僕の中身が空っぽになってしまったよう。全身から力が抜けていく。
ホント、なにしているんだろうね?
ああ……神さまがいるんならさ? いますぐ、僕のこと、消してくれないかなあ?
鼻の奥にツン、と痛みが走る。
じわり……、目頭が熱くなった。
そのとき、
「――啄詩くんっ!」
乙姫の声が聞こえた。
とても悲しそうで、それが僕のせいだってわかっているから、僕は、ツラくて苦しくて仕方がない。
「乙、姫」
僕が振り返ると、いまにも泣き出しそうな顔をしながら乙姫が駆け寄ってきた。息を切らしながら、僕のところまで。
僕が一方的に突き放したっていうのに、それでも乙姫は、僕のことを追いかけてきてくれたんだ。
「あ、あの……ご、ごめんなさい! わたしたち、自分勝手で……」
そんなことないよ。謝らなくちゃいけないのは、僕の方なんだ。
だけど、いまはそんな言葉もかけられなかった。慰めることもできなかった。
乙姫が、こんなにもツラそうにしているのに。
「ごめん――怖いんだ……」
僕は、弱音を吐くことしか、できない。
乙姫が眉を悲しそうに歪める。
唇がふるるっ、と震えて、その動きから彼女の怯えと切なさが伝わってきた。
「僕が、自分が思ったことをどう伝えればいいのか、わからなくて……音子と乙姫は、なんでも知っているから……」
だから、僕は……
「――――怖いんだ……っ」
僕はギュッと目をつむって、
血が滲むんじゃないかっていうほど強く、拳を握りしめた。襲い掛かってくる無力感に抗うために。

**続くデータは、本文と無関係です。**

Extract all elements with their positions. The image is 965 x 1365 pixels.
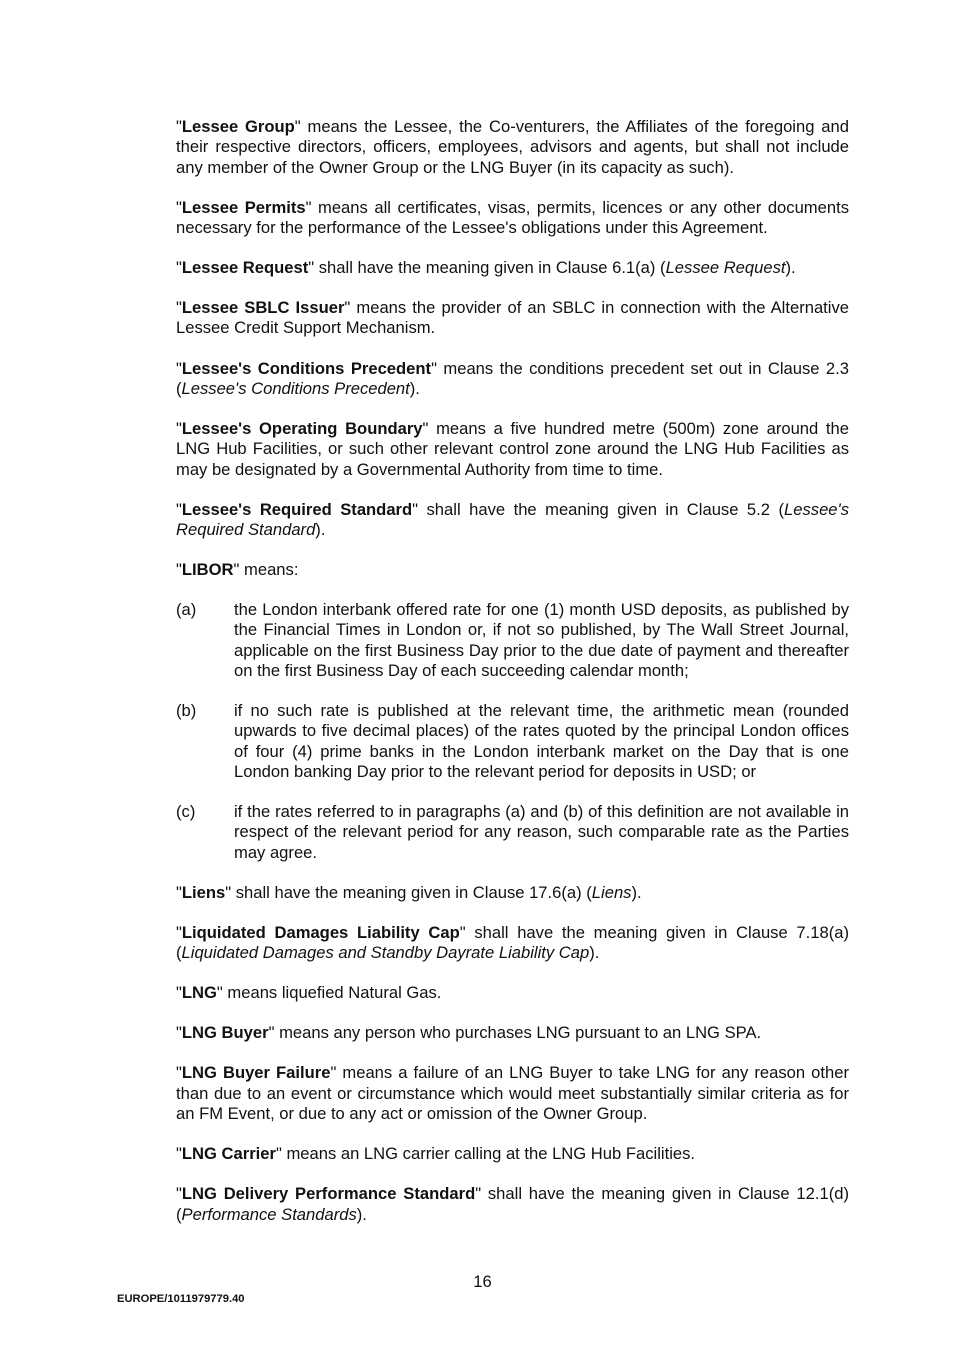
document-body [176,117,849,1245]
list-item-text: if the rates referred to in paragraphs (a) and (b) of this definition are not available in respect of the relevant period for any reason, such comparable rate as the Parties may agree. [234,802,849,862]
definition-text: ). [785,258,796,278]
definition-text: means the conditions precedent set out in Clause 2.3 ( [176,358,849,398]
clause-reference: Lessee's Conditions Precedent [181,378,410,398]
definition-text: ). [409,378,420,398]
definition-paragraph: "Lessee SBLC Issuer" means the provider of an SBLC in connection with the Alternative Lessee Credit Support Mechanism. [176,298,850,338]
definition-text: shall have the meaning given in Clause 7.18(a) ( [176,922,849,963]
clause-reference: Performance Standards [181,1204,357,1224]
clause-reference: Liens [591,882,632,902]
definition-text: ). [315,519,326,539]
definition-text: ). [631,882,642,902]
defined-term: LNG Delivery Performance Standard [181,1184,476,1204]
definition-list-item [176,802,849,863]
defined-term: Lessee's Conditions Precedent [181,358,432,378]
definition-text: shall have the meaning given in Clause 6.1(a) ( [314,258,666,278]
defined-term: LNG [181,983,217,1003]
definition-text: ). [589,943,600,963]
definition-text: shall have the meaning given in Clause 17.6(a) ( [231,882,592,902]
defined-term: Lessee's Required Standard [181,499,413,519]
definition-paragraph: "Lessee's Operating Boundary" means a five hundred metre (500m) zone around the LNG Hub Facilities, or such other relevant control zone around the LNG Hub Facilities as may be designated by a Governmental Authority from time to time. [176,418,850,479]
page-number: 16 [473,1272,492,1291]
definition-text: means the Lessee, the Co-venturers, the Affiliates of the foregoing and their respective directors, officers, employees, advisors and agents, but shall not include any member of the Owner Group or the LNG Buyer (in its capacity as such). [176,117,849,177]
document-reference: EUROPE/1011979779.40 [117,1293,245,1305]
clause-reference: Lessee's Required Standard [176,499,849,539]
defined-term: Lessee Permits [181,197,306,217]
defined-term: LNG Buyer Failure [181,1063,331,1083]
definition-list-item [176,701,849,782]
definition-text: means an LNG carrier calling at the LNG Hub Facilities. [281,1144,696,1164]
definition-paragraph: "LIBOR" means: [176,560,299,580]
list-item-label: (b) [176,701,197,721]
defined-term: LIBOR [181,560,234,580]
defined-term: Lessee SBLC Issuer [181,298,345,318]
list-item-label: (a) [176,600,197,620]
list-item-text: if no such rate is published at the relevant time, the arithmetic mean (rounded upwards to five decimal places) of the rates quoted by the principal London offices of four (4) prime banks in the London interbank market on the Day that is one London banking Day prior to the relevant period for deposits in USD; or [234,701,849,781]
definition-text: means any person who purchases LNG pursuant to an LNG SPA. [274,1023,762,1043]
definition-list-item [176,600,849,681]
definition-text: means all certificates, visas, permits, licences or any other documents necessary for the performance of the Lessee's obligations under this Agreement. [176,197,849,237]
clause-reference: Liquidated Damages and Standby Dayrate Liability Cap [181,943,590,963]
definition-text: shall have the meaning given in Clause 12.1(d) ( [176,1184,849,1224]
definition-paragraph: "LNG Buyer" means any person who purchases LNG pursuant to an LNG SPA. [176,1023,762,1043]
definition-text: means the provider of an SBLC in connection with the Alternative Lessee Credit Support Mechanism. [176,298,850,338]
definition-text: means a failure of an LNG Buyer to take LNG for any reason other than due to an event or circumstance which would meet substantially similar criteria as for an FM Event, or due to any act or omission of the Owner Group. [176,1063,849,1124]
defined-term: Lessee's Operating Boundary [181,418,423,438]
definition-paragraph: "Liquidated Damages Liability Cap" shall have the meaning given in Clause 7.18(a) (Liquidated Damages and Standby Dayrate Liability Cap). [176,922,849,963]
defined-term: Lessee Group [181,117,295,136]
definition-paragraph: "Lessee Permits" means all certificates, visas, permits, licences or any other documents necessary for the performance of the Lessee's obligations under this Agreement. [176,197,849,237]
defined-term: Lessee Request [181,258,309,278]
definition-text: means a five hundred metre (500m) zone around the LNG Hub Facilities, or such other relevant control zone around the LNG Hub Facilities as may be designated by a Governmental Authority from time to time. [176,418,850,479]
list-item-label: (c) [176,802,196,822]
clause-reference: Lessee Request [665,258,786,278]
defined-term: LNG Carrier [181,1144,276,1164]
definition-text: means liquefied Natural Gas. [222,983,442,1003]
definition-text: ). [356,1204,367,1224]
definition-paragraph: "Lessee Request" shall have the meaning given in Clause 6.1(a) (Lessee Request). [176,258,796,278]
defined-term: Liquidated Damages Liability Cap [181,922,460,942]
definition-text: shall have the meaning given in Clause 5.2 ( [418,499,785,519]
definition-paragraph: "Lessee's Required Standard" shall have the meaning given in Clause 5.2 (Lessee's Required Standard). [176,499,849,539]
definition-paragraph: "LNG" means liquefied Natural Gas. [176,983,442,1003]
definition-paragraph: "LNG Buyer Failure" means a failure of an LNG Buyer to take LNG for any reason other than due to an event or circumstance which would meet substantially similar criteria as for an FM Event, or due to any act or omission of the Owner Group. [176,1063,849,1124]
definition-paragraph: "LNG Delivery Performance Standard" shall have the meaning given in Clause 12.1(d) (Performance Standards). [176,1184,849,1224]
definition-paragraph: "Lessee Group" means the Lessee, the Co-venturers, the Affiliates of the foregoing and their respective directors, officers, employees, advisors and agents, but shall not include any member of the Owner Group or the LNG Buyer (in its capacity as such). [176,117,849,177]
definition-paragraph: "Liens" shall have the meaning given in Clause 17.6(a) (Liens). [176,882,642,902]
definition-paragraph: "Lessee's Conditions Precedent" means the conditions precedent set out in Clause 2.3 (Lessee's Conditions Precedent). [176,358,849,398]
list-item-text: the London interbank offered rate for one (1) month USD deposits, as published by the Financial Times in London or, if not so published, by The Wall Street Journal, applicable on the first Business Day prior to the due date of payment and thereafter on the first Business Day of each succeeding calendar month; [234,600,849,681]
defined-term: Liens [181,882,226,902]
definition-text: means: [239,560,299,580]
definition-paragraph: "LNG Carrier" means an LNG carrier calling at the LNG Hub Facilities. [176,1144,696,1164]
defined-term: LNG Buyer [181,1023,269,1043]
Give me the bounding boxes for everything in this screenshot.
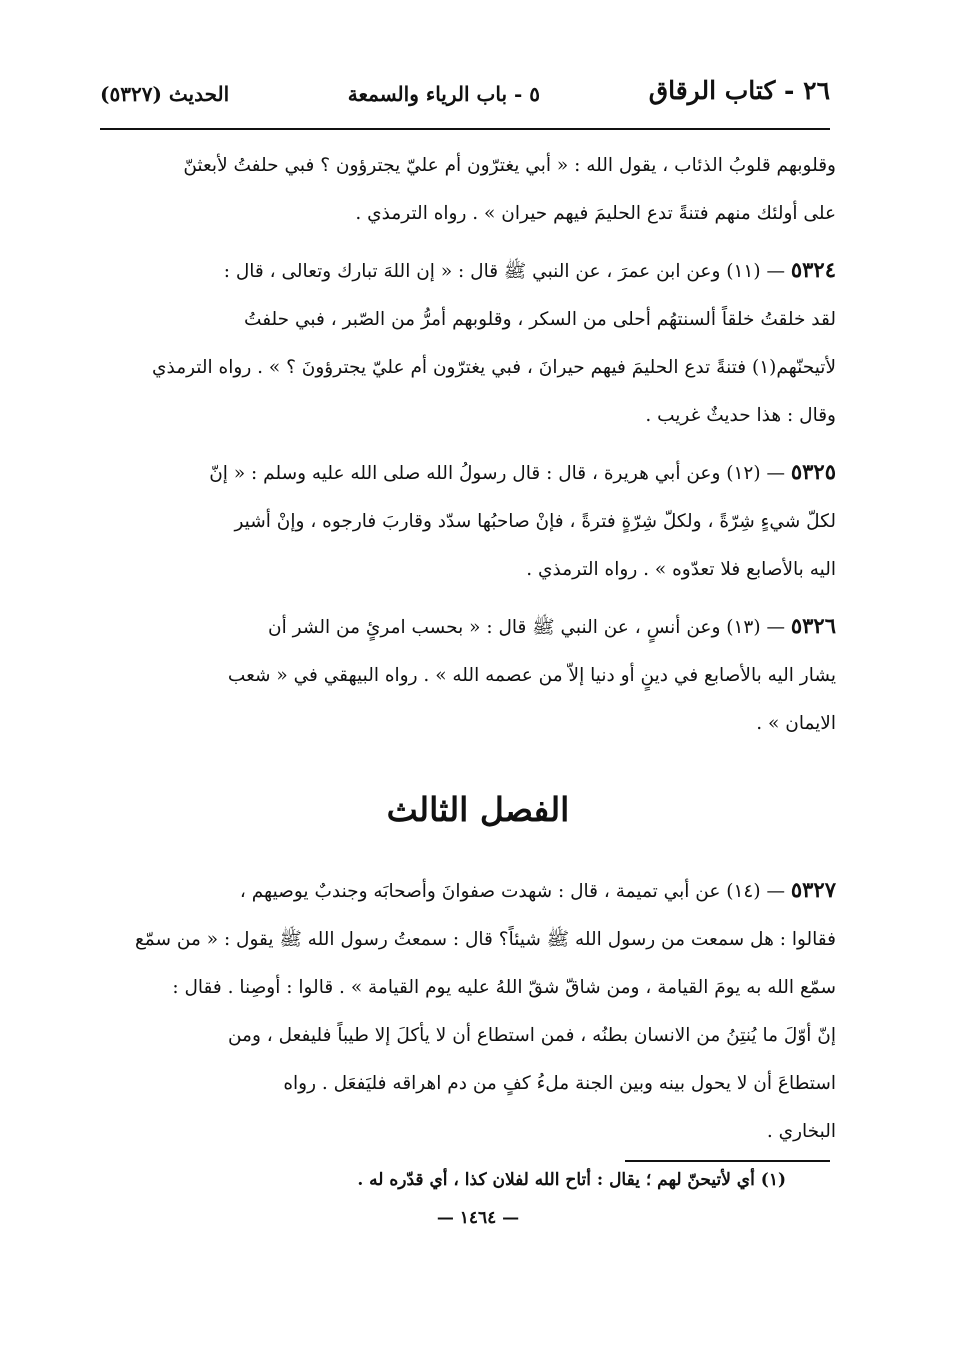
paragraph-continuation [124,142,836,238]
footnote-divider [625,1160,830,1162]
hadith-number: ٥٣٢٤ [790,257,836,282]
text-line: فقالوا : هل سمعت من رسول الله ﷺ شيئاً؟ قال : سمعتُ رسول الله ﷺ يقول : « من سمّع [134,929,836,950]
text-line: البخاري . [766,1121,836,1142]
book-chapter-title: ٢٦ - كتاب الرقاق [648,76,830,105]
text-line: — (١٤) عن أبي تميمة ، قال : شهدت صفوانَ وأصحابَه وجندبٌ يوصيهم ، [239,881,785,902]
text-line: سمّع الله به يومَ القيامة ، ومن شاقّ شقّ اللهُ عليه يوم القيامة » . قالوا : أوصِنا . فقال : [172,977,836,998]
section-chapter-title: ٥ - باب الرياء والسمعة [347,82,540,106]
text-line: وقال : هذا حديثٌ غريب . [645,405,836,426]
hadith-number: ٥٣٢٥ [790,459,836,484]
page-number: — ١٤٦٤ — [436,1208,520,1228]
text-line: يشار اليه بالأصابع في دينٍ أو دنيا إلاّ من عصمه الله » . رواه البيهقي في « شعب [227,665,836,686]
text-line: — (١١) وعن ابن عمرَ ، عن النبي ﷺ قال : « إن اللهَ تبارك وتعالى ، قال : [223,261,785,282]
hadith-paragraph [124,866,836,1156]
main-text [124,142,836,748]
section-text [124,866,836,1156]
hadith-paragraph [124,602,836,748]
text-line: على أولئك منهم فتنةً تدع الحليمَ فيهم حيران » . رواه الترمذي . [355,203,836,224]
page-header [100,72,830,130]
text-line: وقلوبهم قلوبُ الذئاب ، يقول الله : « أبي يغترّون أم عليّ يجترؤون ؟ فبي حلفتُ لأبعثنّ [183,155,836,176]
text-line: لأتيحنّهم(١) فتنةً تدع الحليمَ فيهم حيرانَ ، فبي يغترّون أم عليّ يجترؤونَ ؟ » . رواه الترمذي [152,357,836,378]
text-line: اليه بالأصابع فلا تعدّوه » . رواه الترمذي . [526,559,836,580]
hadith-number: ٥٣٢٧ [790,877,836,902]
text-line: — (١٢) وعن أبي هريرة ، قال : قال رسولُ الله صلى الله عليه وسلم : « إنّ [209,463,785,484]
hadith-paragraph [124,246,836,440]
hadith-number-header: الحديث (٥٣٢٧) [100,82,230,106]
text-line: — (١٣) وعن أنسٍ ، عن النبي ﷺ قال : « بحسب امرئٍ من الشر أن [268,617,785,638]
section-heading: الفصل الثالث [386,790,570,829]
text-line: لكلّ شيءٍ شِرّةً ، ولكلّ شِرّةٍ فترةً ، فإنْ صاحبُها سدّد وقاربَ فارجوه ، وإنْ أشير [234,511,836,532]
text-line: الايمان » . [756,713,836,734]
text-line: إنّ أوّلَ ما يُنتِنُ من الانسان بطنُه ، فمن استطاع أن لا يأكلَ إلا طيباً فليفعل ، ومن [227,1025,836,1046]
hadith-paragraph [124,448,836,594]
footnote: (١) أي لأتيحنّ لهم ؛ يقال : أتاح الله لفلان كذا ، أي قدّره له . [357,1170,786,1190]
text-line: استطاعَ أن لا يحول بينه وبين الجنة ملءُ كفٍ من دم اهراقه فليَفعَل . رواه [283,1073,836,1094]
text-line: لقد خلقتُ خلقاً ألسنتهُم أحلى من السكر ، وقلوبهم أمرُّ من الصّبر ، فبي حلفتُ [244,309,836,330]
hadith-number: ٥٣٢٦ [790,613,836,638]
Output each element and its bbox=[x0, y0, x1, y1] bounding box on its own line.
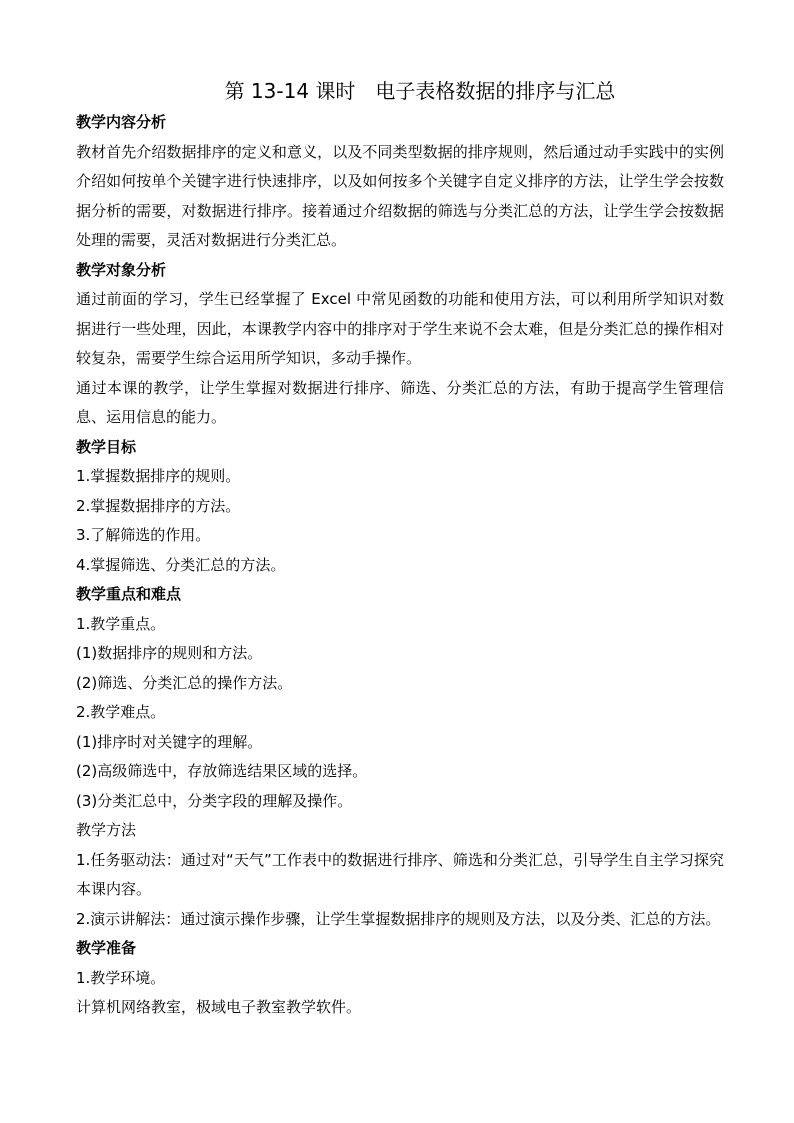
key-point-line: (2)筛选、分类汇总的操作方法。 bbox=[76, 673, 293, 692]
content-analysis-heading: 教学内容分析 bbox=[76, 113, 167, 131]
preparation-heading: 教学准备 bbox=[76, 939, 137, 957]
methods-heading: 教学方法 bbox=[76, 821, 137, 839]
document-title: 第 13-14 课时 电子表格数据的排序与汇总 bbox=[224, 79, 616, 103]
goal-item: 2.掌握数据排序的方法。 bbox=[76, 496, 241, 515]
goal-item: 3.了解筛选的作用。 bbox=[76, 526, 211, 544]
key-points-heading: 教学重点和难点 bbox=[76, 585, 182, 603]
content-analysis-paragraph: 教材首先介绍数据排序的定义和意义，以及不同类型数据的排序规则，然后通过动手实践中的实例介绍如何按单个关键字进行快速排序，以及如何按多个关键字自定义排序的方法，让学生学会按数据分析的需要，对数据进行排序。接着通过介绍数据的筛选与分类汇总的方法，让学生学会按数据处理的需要，灵活对数据进行分类汇总。 bbox=[76, 142, 724, 249]
method-item: 2.演示讲解法：通过演示操作步骤，让学生掌握数据排序的规则及方法，以及分类、汇总的方法。 bbox=[76, 909, 721, 928]
document-page bbox=[76, 74, 724, 1023]
key-point-line: (3)分类汇总中，分类字段的理解及操作。 bbox=[76, 791, 353, 810]
preparation-line: 计算机网络教室，极域电子教室教学软件。 bbox=[76, 998, 362, 1016]
key-point-line: (1)数据排序的规则和方法。 bbox=[76, 644, 263, 662]
key-point-line: 1.教学重点。 bbox=[76, 614, 166, 633]
key-point-line: (2)高级筛选中，存放筛选结果区域的选择。 bbox=[76, 762, 368, 780]
key-point-line: 2.教学难点。 bbox=[76, 703, 166, 721]
object-analysis-paragraph-1: 通过前面的学习，学生已经掌握了 Excel 中常见函数的功能和使用方法，可以利用所学知识对数据进行一些处理，因此，本课教学内容中的排序对于学生来说不会太难，但是分类汇总的操作相对较复杂，需要学生综合运用所学知识，多动手操作。 bbox=[76, 290, 724, 367]
goal-item: 4.掌握筛选、分类汇总的方法。 bbox=[76, 555, 286, 574]
preparation-line: 1.教学环境。 bbox=[76, 968, 166, 987]
goal-item: 1.掌握数据排序的规则。 bbox=[76, 467, 241, 485]
goals-heading: 教学目标 bbox=[76, 437, 137, 456]
object-analysis-paragraph-2: 通过本课的教学，让学生掌握对数据进行排序、筛选、分类汇总的方法，有助于提高学生管理信息、运用信息的能力。 bbox=[76, 378, 724, 426]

「僕はもういらないんじゃないかって……あとは、音子と乙姫がいれば十分なんじゃないかって……そんなことが、頭のなかでグルグルグルグル渦巻くんだ……」
怖い。
僕の口から
「乙姫が頼ってくれたのに……僕は、乙姫の力になりたいのに……それができない自分が、くやしくて……っ」
直後、ふわり、と甘い匂いがした。
僕の身体が、柔らかくて温かい感触で包まれる。
「――――ごめん、ね?」
僕が目を開けると、乙姫のサラサラとした髪が映った。黒くつややかな、ブラックパールの色をしたロングヘア。
僕は乙姫に抱きしめられている。そのことに気付くまで、少し、時間がかかった。
乙姫の声と身体が震えている。僕なんかよりもずっとずっと悲しそうで、ツラそうで、弱々しかった。
「乙――」
「そんなこと、ないの……啄詩くんがいらないなんてこと、絶対ない」
乙姫が一層強く僕を抱きしめた。
まるで離すまいとするように。なにかから守ろうとするように。
「啄詩くんがいないと、ダメ……」
「乙姫……」
「啄詩くんがいないと、嫌なの……っ」
乙姫が、僕の胸に顔をうずめながら、
「啄詩くんは、一番大切な人なの……わたしたちを、導いてくれる人なの……」
「でも――」
僕の胸で、乙姫がふるふると首を振った。
「わたしたちの世界を創ってくれるのは、啄詩くんなの……わたしたちには、啄詩くんが必要なの……っ」
乙姫が、くぐもった声で繰り返す。
ごめんね? ごめん。ごめんなさい……って。
「気付かないでごめんなさい……独りぼっちにして、ごめんなさい……」
乙姫が、顔を上げた。
「わたし、もっと啄詩くんにわかってもらえるように頑張るから――もっと啄詩くんのこと、わかるように、気付けるようになるから……もう、独りぼっちになんてさせないから……っ」
僕を見上げる茶色い瞳から、大粒の涙が零れている。